Au-delà des activités les plus visibles, l’Afrique semble ne pas être prête à pleinement saisir l’opportunité de cette grande rencontre, pour influencer les discussions et les débats pour une réforme du système financier international. En effet, en marge des tables rondes, il est prévu une cinquantaine d’activités sur des éléments plus détaillés, dans lesquelles peu d’organisations de la région seront intervenantes.
Aussi, le sommet remet sur la table des problématiques du moment, comme les effets de la pandémie de Covid-19, le conflit entre la Russie et l’Ukraine, ou encore les tensions sur l’économie mondiale. Or ces phénomènes sont des chocs récents. En 2010, bien avant qu’on ne puisse penser que ces défis surgiraient, les ministres africains des finances avaient déjà élaboré des propositions pour une nouvelle architecture du système financier international, en faveur d’un meilleur développement.

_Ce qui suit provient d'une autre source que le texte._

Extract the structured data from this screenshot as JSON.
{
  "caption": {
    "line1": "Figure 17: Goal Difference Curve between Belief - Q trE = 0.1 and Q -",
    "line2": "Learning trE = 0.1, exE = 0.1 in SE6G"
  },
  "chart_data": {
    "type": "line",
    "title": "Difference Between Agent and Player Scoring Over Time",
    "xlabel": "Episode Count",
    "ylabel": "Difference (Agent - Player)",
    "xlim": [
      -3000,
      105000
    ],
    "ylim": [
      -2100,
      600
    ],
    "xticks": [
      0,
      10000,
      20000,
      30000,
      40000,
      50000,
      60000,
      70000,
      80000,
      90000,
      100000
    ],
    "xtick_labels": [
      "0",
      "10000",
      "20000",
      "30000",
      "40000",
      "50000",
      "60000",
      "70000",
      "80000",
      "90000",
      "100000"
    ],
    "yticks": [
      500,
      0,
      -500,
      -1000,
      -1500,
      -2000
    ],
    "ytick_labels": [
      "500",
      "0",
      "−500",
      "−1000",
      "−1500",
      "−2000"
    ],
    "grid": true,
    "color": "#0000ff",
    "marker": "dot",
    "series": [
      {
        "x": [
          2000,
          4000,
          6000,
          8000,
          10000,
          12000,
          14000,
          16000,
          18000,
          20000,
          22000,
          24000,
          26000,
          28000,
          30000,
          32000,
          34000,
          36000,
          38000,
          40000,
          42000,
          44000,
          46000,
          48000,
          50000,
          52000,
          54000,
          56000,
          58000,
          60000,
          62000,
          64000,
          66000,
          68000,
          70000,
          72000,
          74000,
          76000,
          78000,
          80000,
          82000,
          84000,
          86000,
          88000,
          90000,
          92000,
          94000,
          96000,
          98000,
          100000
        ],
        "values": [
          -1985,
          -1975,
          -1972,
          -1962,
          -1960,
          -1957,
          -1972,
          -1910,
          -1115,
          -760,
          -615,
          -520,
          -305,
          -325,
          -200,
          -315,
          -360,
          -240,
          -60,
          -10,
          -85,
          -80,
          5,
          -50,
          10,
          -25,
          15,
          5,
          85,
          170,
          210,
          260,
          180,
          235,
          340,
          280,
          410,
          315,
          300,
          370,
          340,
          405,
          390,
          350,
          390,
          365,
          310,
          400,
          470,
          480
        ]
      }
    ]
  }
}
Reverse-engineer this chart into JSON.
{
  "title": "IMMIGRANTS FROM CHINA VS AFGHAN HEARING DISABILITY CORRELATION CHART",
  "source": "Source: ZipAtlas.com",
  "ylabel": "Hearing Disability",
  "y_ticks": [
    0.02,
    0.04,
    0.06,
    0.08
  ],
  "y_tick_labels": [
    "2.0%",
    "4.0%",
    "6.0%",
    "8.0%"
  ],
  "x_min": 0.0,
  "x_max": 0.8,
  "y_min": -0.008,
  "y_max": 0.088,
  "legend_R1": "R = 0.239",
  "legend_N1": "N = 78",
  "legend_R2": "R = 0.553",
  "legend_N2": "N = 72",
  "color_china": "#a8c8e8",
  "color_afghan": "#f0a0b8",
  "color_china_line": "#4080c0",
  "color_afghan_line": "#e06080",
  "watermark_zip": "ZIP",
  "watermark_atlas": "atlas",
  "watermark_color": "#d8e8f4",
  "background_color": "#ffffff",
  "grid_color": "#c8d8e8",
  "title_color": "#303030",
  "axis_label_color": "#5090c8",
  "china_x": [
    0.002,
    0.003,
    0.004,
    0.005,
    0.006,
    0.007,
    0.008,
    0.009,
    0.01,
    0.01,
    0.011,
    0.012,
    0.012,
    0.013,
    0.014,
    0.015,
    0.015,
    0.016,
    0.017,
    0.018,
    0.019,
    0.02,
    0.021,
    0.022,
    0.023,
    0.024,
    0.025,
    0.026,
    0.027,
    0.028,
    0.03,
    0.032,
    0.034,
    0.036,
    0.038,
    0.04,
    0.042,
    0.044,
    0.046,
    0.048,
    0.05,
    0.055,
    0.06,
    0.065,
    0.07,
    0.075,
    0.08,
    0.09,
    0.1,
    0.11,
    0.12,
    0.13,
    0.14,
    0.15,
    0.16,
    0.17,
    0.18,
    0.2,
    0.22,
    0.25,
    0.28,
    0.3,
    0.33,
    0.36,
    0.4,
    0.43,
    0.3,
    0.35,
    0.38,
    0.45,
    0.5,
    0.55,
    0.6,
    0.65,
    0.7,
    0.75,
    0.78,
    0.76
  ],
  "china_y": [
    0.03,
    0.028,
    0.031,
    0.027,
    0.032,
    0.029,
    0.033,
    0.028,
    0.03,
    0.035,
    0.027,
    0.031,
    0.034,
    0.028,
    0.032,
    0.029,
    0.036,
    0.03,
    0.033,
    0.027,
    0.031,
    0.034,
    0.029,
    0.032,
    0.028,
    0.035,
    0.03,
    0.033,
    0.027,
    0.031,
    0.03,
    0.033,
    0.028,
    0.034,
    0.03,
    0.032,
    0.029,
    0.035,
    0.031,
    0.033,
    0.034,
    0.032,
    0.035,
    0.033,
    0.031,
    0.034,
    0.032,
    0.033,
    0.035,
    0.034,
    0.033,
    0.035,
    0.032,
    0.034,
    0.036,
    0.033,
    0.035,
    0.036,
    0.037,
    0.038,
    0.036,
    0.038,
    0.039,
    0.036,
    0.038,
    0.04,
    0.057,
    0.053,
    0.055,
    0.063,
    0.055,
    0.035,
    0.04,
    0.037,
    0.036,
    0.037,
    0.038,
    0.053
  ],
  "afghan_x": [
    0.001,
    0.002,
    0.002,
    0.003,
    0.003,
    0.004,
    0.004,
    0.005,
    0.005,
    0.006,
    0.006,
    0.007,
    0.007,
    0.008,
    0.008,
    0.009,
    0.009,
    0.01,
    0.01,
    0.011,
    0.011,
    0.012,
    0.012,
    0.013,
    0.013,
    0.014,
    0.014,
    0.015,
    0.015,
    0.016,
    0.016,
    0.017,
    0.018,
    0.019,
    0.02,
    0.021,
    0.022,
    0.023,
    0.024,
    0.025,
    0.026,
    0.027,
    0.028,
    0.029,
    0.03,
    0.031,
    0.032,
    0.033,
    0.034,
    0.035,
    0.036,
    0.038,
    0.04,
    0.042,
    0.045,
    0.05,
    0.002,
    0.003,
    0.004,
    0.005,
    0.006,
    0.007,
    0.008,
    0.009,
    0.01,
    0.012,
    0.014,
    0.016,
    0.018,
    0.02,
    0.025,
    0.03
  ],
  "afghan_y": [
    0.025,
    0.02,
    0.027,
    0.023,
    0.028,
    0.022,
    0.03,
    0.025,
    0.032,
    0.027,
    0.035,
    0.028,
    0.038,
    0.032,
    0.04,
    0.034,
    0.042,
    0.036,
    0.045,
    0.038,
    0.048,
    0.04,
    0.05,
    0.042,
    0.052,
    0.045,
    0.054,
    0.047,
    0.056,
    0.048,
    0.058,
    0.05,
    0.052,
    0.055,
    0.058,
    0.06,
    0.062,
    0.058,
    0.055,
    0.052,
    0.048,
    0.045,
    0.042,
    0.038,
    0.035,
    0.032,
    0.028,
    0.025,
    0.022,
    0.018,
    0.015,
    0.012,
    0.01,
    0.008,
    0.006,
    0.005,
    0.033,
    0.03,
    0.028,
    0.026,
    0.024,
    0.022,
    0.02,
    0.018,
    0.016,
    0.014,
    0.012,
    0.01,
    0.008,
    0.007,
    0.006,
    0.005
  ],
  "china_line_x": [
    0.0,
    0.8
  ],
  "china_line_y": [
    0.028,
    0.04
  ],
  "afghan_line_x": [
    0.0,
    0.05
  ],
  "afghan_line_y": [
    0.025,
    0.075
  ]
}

Il sera intéressant de voir comment la conférence de Paris sera en mesure d’apporter une réelle valeur ajoutée à ces échanges qui sont menés sur le continent depuis plus d’une décennie. Certes, le programme de l’événement prévoit des sujets de discussion pertinents, mais certaines questions essentielles semblent avoir été mises de côté, comme celle relative aux pertes fiscales et celles résultant des flux financiers illicites.
Dans un rapport publié en 2021, la Commission des Nations Unies pour le Commerce et le Développement a indiqué que l’Afrique perdait jusqu’à 89 milliards $ en raison des flux financiers qui sortent du continent de manière illicite. La même année, un rapport produit par l’ONG britannique Tax Justice Network et d’autres organisations internationales de la société civile a révélé que le monde, dans son ensemble, avait perdu un montant estimé à 483 milliards $ de taxes et impôts divers, du fait de l’évasion et de la fraude fiscale des multinationales et des fortunes privées, dont 17,1 milliards $ pour l’Afrique.
Par ailleurs le FMI a indiqué en 2021 avec une approche assez restrictive, que l’Afrique subsaharienne perdait jusqu’à 750 millions $ de recettes fiscales par année, du fait de la fraude fiscale des entreprises du seul secteur extractif. Or les flux financiers illicites et l’actuel débat sur la nécessité d’un cadre fiscal mondial sous l’égide des Nations unies, ne feront pas partie des principaux points discutés lors de cet événement.
Un autre point à suivre est celui de la viabilité de la dette des pays africains. Le continent est présenté dans le cadre de ces discussions qui s’ouvriront, comme une région en situation de surendettement. Un sentiment qui se renforce en raison d’un modèle d’analyse de viabilité par le Fonds Monétaire International qui est contesté, mais aussi du fait des agences de notation qui refusent de voir le potentiel de croissance de l’Afrique, et qui restent focalisées sur des risques de liquidités à court terme.